Bill Conway, a former prosecutor, has done more to integrate talk of reform into his bid. He has said the problem with Smollett’s case is that some don’t access such outcomes. And he proposes diverting more people with addiction and mental health issues from incarceration. But Conway too depicts Chicago as a place where some people are not sufficiently punished, and he has built messaging around that picture of lawlessness. In an ad, he regrets that people who are arrested on gun charges are not staying in jail but are “back on the street by Monday afternoon.”
The Marshall Project’s article on declining in felony prosecutions found that gun charges are an exception, and Foxx herself has touted her office’s aggressive prosecution of gun offenses. This is all despite the limits of using incarceration and extended sentences to control gun violence.
Four open seats, seven challenged incumbents: Kane, Macon, Madison, and Winnebago are sure to have a new prosecutor since incumbents are not seeking re-election.
And incumbents face challengers in Cook, DeKalb, Lake, LaSalle, Peoria, Rock Island, and Vermillion counties.

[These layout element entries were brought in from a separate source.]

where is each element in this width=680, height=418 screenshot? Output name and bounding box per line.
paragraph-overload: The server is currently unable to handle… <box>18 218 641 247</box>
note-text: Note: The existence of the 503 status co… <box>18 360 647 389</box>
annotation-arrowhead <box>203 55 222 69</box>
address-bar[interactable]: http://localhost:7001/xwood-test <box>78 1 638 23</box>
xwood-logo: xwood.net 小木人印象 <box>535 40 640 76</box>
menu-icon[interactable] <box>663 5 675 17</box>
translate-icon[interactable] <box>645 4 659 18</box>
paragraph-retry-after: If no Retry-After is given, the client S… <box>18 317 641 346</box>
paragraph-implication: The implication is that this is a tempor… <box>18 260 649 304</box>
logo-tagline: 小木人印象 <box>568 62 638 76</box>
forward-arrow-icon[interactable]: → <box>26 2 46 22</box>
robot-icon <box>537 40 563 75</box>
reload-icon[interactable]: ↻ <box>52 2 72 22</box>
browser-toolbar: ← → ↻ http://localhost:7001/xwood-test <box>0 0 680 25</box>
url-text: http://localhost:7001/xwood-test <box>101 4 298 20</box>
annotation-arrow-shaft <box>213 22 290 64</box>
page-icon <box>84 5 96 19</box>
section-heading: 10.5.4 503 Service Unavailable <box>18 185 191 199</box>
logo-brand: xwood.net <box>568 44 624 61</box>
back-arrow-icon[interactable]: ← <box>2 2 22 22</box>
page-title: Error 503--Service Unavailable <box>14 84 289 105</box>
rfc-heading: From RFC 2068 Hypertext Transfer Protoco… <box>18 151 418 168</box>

Outside of the jurisdictions discussed above, the largest of these counties is Peoria, a county with some punitive practices where newly-appointed incumbent Jodi Hoos will face Chris McHall, a former prosecutor, in the Democratic primary. McHall cites his belief in criminal justice reform over “more of the status quo,” whereas Hoos has used a more conventional characterization of the office’s role. But McHall strongly qualifies his reforms as applying to nonviolent offenses. “I strongly believe that violent crime cannot be forgiven,” he said. Rinehart centered his platform on a similar distinction in his remarks to the Political Report. Advocates warn, though, that this is an overstated distinction and that changing approaches to all levels of crime is crucial to significantly reducing mass incarceration.
Judicial elections are under the spotlight, too: Cook County is also hosting a hotly-contested election for the Illinois Supreme Court, a body that is empowered to shape the rules that govern the state’s judiciary and criminal legal system. (This court’s members are elected by district.) Appointed in 2018, incumbent P. Scott Neville Jr. faces multiple challengers in the Democratic primary. At least one of them, Daniel Epstein, is running on using the court’s power to change the state’s prosecutorial and sentencing practices, such as the use of forensic science.
And that’s just one election. In Cook County alone, voters need to decide whether to retain dozens of judges in up-or-down retention elections. Last year, Matthew Coghlan became the first Chicago judge in 28 years to lose a retention election after a local coalition targeted him over his harsh sentencing record.
“This is the first sign of the new changes we plan on pushing through Chicago over the next decade,” Maria Hernandez, a Black Lives Matter Chicago organizer, told The Appeal at the time.